The Edge

‘Devil’s Garden’ (Books)

Roscoe “Fatty” Arbuckle was one of Hollywood’s biggest silent screen stars, a Chris Farley look-alike whose antics kept the nation in stitches. But that was before a chippy died during a Prohibition-era booze party he hosted at the St. Francis Hotel in San Francisco in 1921, before the tabloids portrayed him as a drunken sex fiend who crushed the girl to death with his flab.

It took three trials before Arbuckle was finally acquitted of her murder, but William Randolph Hearst’s national chain of newspapers had already convicted him in the court of public opinion.

Now, 88 years later, one of our finest crime novelists has told the story for a new generation of readers.

Ace Atkins built his novelized version around three towering figures: the childlike Arbuckle; the egomaniacal Hearst; and Sam Hammett, a young Pinkerton detective hired by the defense. Later, the detective would quit the Pinkertons, drop his first name, and, as Dashiell Hammett, create some of the finest crime novels ever written.

Atkins’ book, “Devil’s Garden,” is a worthy successor, a remarkable book that succeeds on every level. As a riveting detective story, it is great entertainment.

‘The Reader’ (DVD)

If one could assemble an Oscar-nominated film using a paint-by-numbers construction kit, the result probably would look a little bit like “The Reader.”

Things begin promisingly and simply enough with the unlikely relationship between a sick teenager (David Kross and young Michael Berg) and the older woman (Kate Winslet) who finds him vomiting in a rain-soaked alley and cleans him up before sending him home. As that relationship grows, the meaning of the film’s title is revealed, and with it comes an unspoken but patently obvious twist-in-waiting that would appear to dictate where things go next.

But then, the other colors and numbers start to pile up, and “The Reader” becomes a period piece, a slice of historical context, a multi-decade epic and perhaps an allegory or two as well.

Nothing about the film stands out in any negative way: Kross, Ralph Fiennes (as Michael’s older self) and especially Winslet’s performances are the stuff of Academy voter dreams, and “The Reader” has that sweeping epic quality to complement a handful of equally favorable sweeping emotional crescendos. But the increasingly, oppressively heavy nature of the film doesn’t necessarily play as favorably on a lazy evening as it does on an awards mantle.

Day26 (Music)

If you’ve been following “Making the Band 4” on MTV this season, it might come as a surprise to you that even with all the squabbling going on between members of Day26, the guys and their producers managed to make a surprisingly good sophomore album.

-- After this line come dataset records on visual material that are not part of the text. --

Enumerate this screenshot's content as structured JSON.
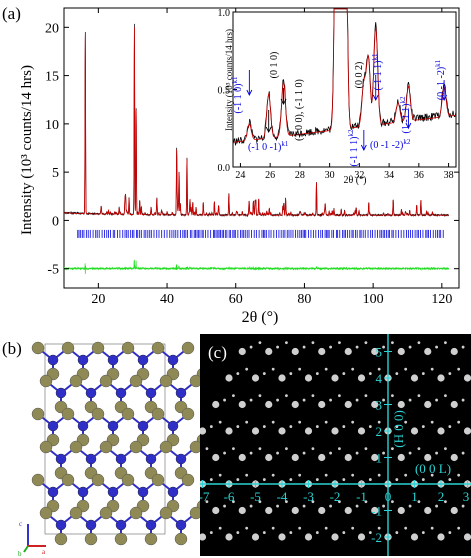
{
  "panel_labels": {
    "a": "(a)",
    "b": "(b)",
    "c": "(c)"
  },
  "chart_data": [
    {
      "type": "line",
      "panel": "(a)",
      "xlabel": "2θ (°)",
      "ylabel": "Intensity (10³ counts/14 hrs)",
      "xlim": [
        10,
        125
      ],
      "ylim": [
        -7,
        22
      ],
      "x_ticks": [
        20,
        40,
        60,
        80,
        100,
        120
      ],
      "y_ticks": [
        -5,
        0,
        5,
        10,
        15,
        20
      ],
      "series": [
        {
          "role": "observed",
          "color": "#000000"
        },
        {
          "role": "calculated",
          "color": "#cc0000"
        },
        {
          "role": "bragg-positions",
          "color": "#0000dd",
          "offset": -1.4
        },
        {
          "role": "difference",
          "color": "#22dd22",
          "offset": -5
        }
      ],
      "peaks": [
        {
          "x": 16.2,
          "y": 19.3
        },
        {
          "x": 30.5,
          "y": 20.3
        },
        {
          "x": 31.0,
          "y": 11.5
        },
        {
          "x": 42.8,
          "y": 7.3
        },
        {
          "x": 43.5,
          "y": 5.0
        },
        {
          "x": 45.8,
          "y": 6.4
        },
        {
          "x": 47.5,
          "y": 1.8
        },
        {
          "x": 55.0,
          "y": 1.5
        },
        {
          "x": 58.0,
          "y": 2.7
        },
        {
          "x": 65.2,
          "y": 1.1
        },
        {
          "x": 83.5,
          "y": 3.0
        }
      ],
      "inset": {
        "xlabel": "2θ (°)",
        "ylabel": "Intensity (10³ counts/14 hrs)",
        "xlim": [
          23.5,
          38.5
        ],
        "ylim": [
          0.0,
          1.0
        ],
        "x_ticks": [
          24,
          26,
          28,
          30,
          32,
          34,
          36,
          38
        ],
        "y_ticks": [
          0.0,
          0.5,
          1.0
        ],
        "annotations": [
          {
            "text": "(-1 1 0)",
            "sup": "k1",
            "x": 24.6,
            "color": "#0000dd"
          },
          {
            "text": "(-1 0 -1)",
            "sup": "k1",
            "x": 25.5,
            "color": "#0000dd"
          },
          {
            "text": "(0 1 0)",
            "sup": "",
            "x": 25.9,
            "color": "#000000"
          },
          {
            "text": "(1 0 0), (-1 1 0)",
            "sup": "",
            "x": 26.9,
            "color": "#000000"
          },
          {
            "text": "(-1 1 1)",
            "sup": "k2",
            "x": 32.3,
            "color": "#0000dd"
          },
          {
            "text": "(0 0 2)",
            "sup": "",
            "x": 32.5,
            "color": "#000000"
          },
          {
            "text": "(-1 1 1)",
            "sup": "k1",
            "x": 33.1,
            "color": "#0000dd"
          },
          {
            "text": "(0 -1 -2)",
            "sup": "k2",
            "x": 34.6,
            "color": "#0000dd"
          },
          {
            "text": "(1 -1 1)",
            "sup": "k2",
            "x": 35.3,
            "color": "#0000dd"
          },
          {
            "text": "(0 -1 -2)",
            "sup": "k1",
            "x": 37.7,
            "color": "#0000dd"
          }
        ]
      }
    },
    {
      "type": "scatter",
      "panel": "(c)",
      "x_axis_label": "(0 0 L)",
      "y_axis_label": "(H 0 0)",
      "xlim": [
        -8,
        4
      ],
      "ylim": [
        -2,
        5
      ],
      "x_ticks": [
        -8,
        -7,
        -6,
        -5,
        -4,
        -3,
        -2,
        -1,
        0,
        1,
        2,
        3,
        4
      ],
      "y_ticks": [
        -2,
        -1,
        1,
        2,
        3,
        4,
        5
      ],
      "axis_color": "#2ad4d4",
      "background": "#000000"
    }
  ],
  "structure": {
    "atom_colors": {
      "metal": "#2f2fc8",
      "anion": "#8f8a55"
    },
    "axes": [
      "c",
      "b",
      "a"
    ]
  }
}
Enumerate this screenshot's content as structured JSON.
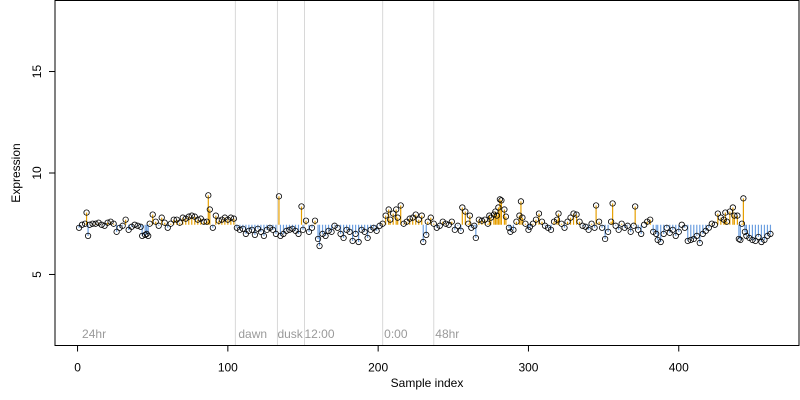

Any arguments over the musical direction of “Forever in a Day” seem to have gone in the favor of those who wanted to stick with an R&B sound. But even so, the disc is anything but a collection of buttery soft ballads.

It’s all about hard-hitting beats — drum loops, keyboards and the occasional guitar riff — such as Shawty Wats Up,” where the guys join T-Pain on the auto-tune machine.

Even slow jams like “Girlfriend, “So Good” and “Babymaker” have a certain kick, and the lyrics prove more steamy than sweet.

The singing is strong throughout the album, and vocals from Brian, Mike, Qwanell, Robert and Willie blend without a hitch.